PI3K/AKT/mTOR Pathway in Angiogenesis

Abstract: The phosphatidylinositol 3-kinase (PI3K)/AKT/mammalian target of rapamycin (mTOR) pathway is activated in the majority of human cancers. This pathway is known to play a key role in numerous cellular functions including proliferation, adhesion, migration, invasion, metabolism, and survival, but in the current review we focus on its role in angiogenesis. PI3K activation may occur via RAS mutation, loss of phosphatase and tensin homolog (PTEN), or by increased expression of growth factor receptors such as epidermal growth factor receptor. There is a connection between the PI3K pathway and angiogenesis. Hypoxia leads to HIF-1α stabilization and is a major stimulus for increased vascular endothelial growth factor (VEGF) production by tumor cells.

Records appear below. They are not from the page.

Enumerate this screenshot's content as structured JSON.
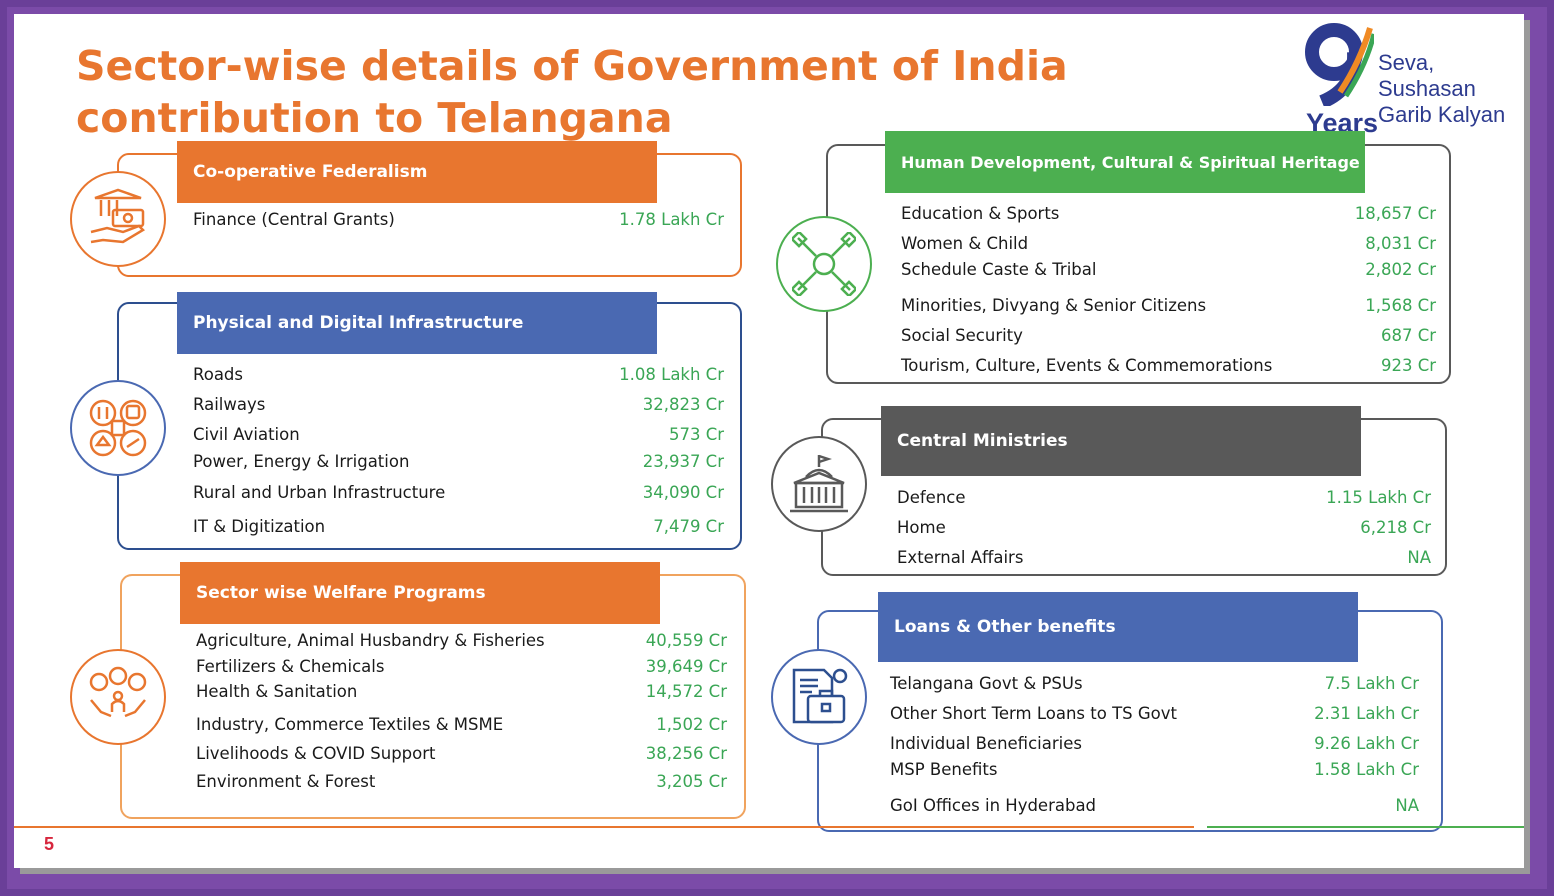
{
  "title": "Sector-wise details of Government of India contribution to Telangana",
  "logo": {
    "number": "9",
    "years": "Years",
    "line1": "Seva, Sushasan",
    "line2": "Garib Kalyan"
  },
  "page_number": "5",
  "colors": {
    "orange": "#e8762f",
    "blue": "#4a69b2",
    "green": "#4caf50",
    "gray": "#595959",
    "value": "#3aa655",
    "frame": "#6a3f98"
  },
  "cooperative": {
    "heading": "Co-operative Federalism",
    "icon": "money-hand-icon",
    "rows": [
      {
        "label": "Finance (Central Grants)",
        "value": "1.78 Lakh Cr"
      }
    ]
  },
  "infrastructure": {
    "heading": "Physical and Digital Infrastructure",
    "icon": "infrastructure-icon",
    "rows": [
      {
        "label": "Roads",
        "value": "1.08 Lakh Cr"
      },
      {
        "label": "Railways",
        "value": "32,823 Cr"
      },
      {
        "label": "Civil Aviation",
        "value": "573 Cr"
      },
      {
        "label": "Power, Energy & Irrigation",
        "value": "23,937 Cr"
      },
      {
        "label": "Rural and Urban Infrastructure",
        "value": "34,090 Cr"
      },
      {
        "label": "IT & Digitization",
        "value": "7,479 Cr"
      }
    ]
  },
  "welfare": {
    "heading": "Sector wise Welfare Programs",
    "icon": "welfare-hands-icon",
    "rows": [
      {
        "label": "Agriculture, Animal Husbandry & Fisheries",
        "value": "40,559 Cr"
      },
      {
        "label": "Fertilizers & Chemicals",
        "value": "39,649 Cr"
      },
      {
        "label": "Health & Sanitation",
        "value": "14,572 Cr"
      },
      {
        "label": "Industry, Commerce Textiles & MSME",
        "value": "1,502 Cr"
      },
      {
        "label": "Livelihoods & COVID Support",
        "value": "38,256 Cr"
      },
      {
        "label": "Environment & Forest",
        "value": "3,205 Cr"
      }
    ]
  },
  "human": {
    "heading": "Human Development, Cultural & Spiritual Heritage",
    "icon": "joined-hands-icon",
    "rows": [
      {
        "label": "Education & Sports",
        "value": "18,657 Cr"
      },
      {
        "label": "Women & Child",
        "value": "8,031 Cr"
      },
      {
        "label": "Schedule Caste & Tribal",
        "value": "2,802 Cr"
      },
      {
        "label": "Minorities, Divyang & Senior Citizens",
        "value": "1,568 Cr"
      },
      {
        "label": "Social Security",
        "value": "687 Cr"
      },
      {
        "label": "Tourism, Culture, Events & Commemorations",
        "value": "923 Cr"
      }
    ]
  },
  "central": {
    "heading": "Central Ministries",
    "icon": "government-building-icon",
    "rows": [
      {
        "label": "Defence",
        "value": "1.15 Lakh Cr"
      },
      {
        "label": "Home",
        "value": "6,218 Cr"
      },
      {
        "label": "External Affairs",
        "value": "NA"
      }
    ]
  },
  "loans": {
    "heading": "Loans & Other benefits",
    "icon": "briefcase-document-icon",
    "rows": [
      {
        "label": "Telangana Govt & PSUs",
        "value": "7.5 Lakh Cr"
      },
      {
        "label": "Other Short Term Loans to TS Govt",
        "value": "2.31 Lakh Cr"
      },
      {
        "label": "Individual Beneficiaries",
        "value": "9.26 Lakh Cr"
      },
      {
        "label": "MSP Benefits",
        "value": "1.58 Lakh Cr"
      },
      {
        "label": "GoI Offices in Hyderabad",
        "value": "NA"
      }
    ]
  }
}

However, activation of the PI3K/AKT pathway in tumor cells can also increase VEGF secretion, both by hypoxia-inducible factor 1 (HIF-1) dependent and independent mechanisms. The PI3K/AKT pathway also modulates the expression of other angiogenic factors such as nitric oxide and angiopoietins. Numerous inhibitors targeting the PI3K/AKT/mTOR pathway have been developed, and these agents have been shown to decrease VEGF secretion and angiogenesis. The effect of these inhibitors on tumor vasculature can be difficult to predict. The vasculature of tumors is aberrant, leading to sluggish bloodflow and elevated interstitial blood pressure, which can be perpetuated by the high levels of VEGF. Hence, decreasing VEGF expression can paradoxically lead to vascular normalization and improved bloodflow in some tumors. In addition to its importance in cancer, the PI3K pathway also plays an essential role in the formation of normal blood vessels during development. Embryos with kinase-dead p110α catalytic subunit of PI3K develop vascular defects. Stimulation of endothelial cells by VEGF leads to activation of the PI3K pathway within these cells, which is important for cell migration. Sustained endothelial activation of AKT1 has been shown to induce the formation of structurally abnormal blood vessels that recapitulate the aberrations of tumor vessels. Hence, the PI3K pathway plays an important role in regulating angiogenesis both in normal tissues and in cancers.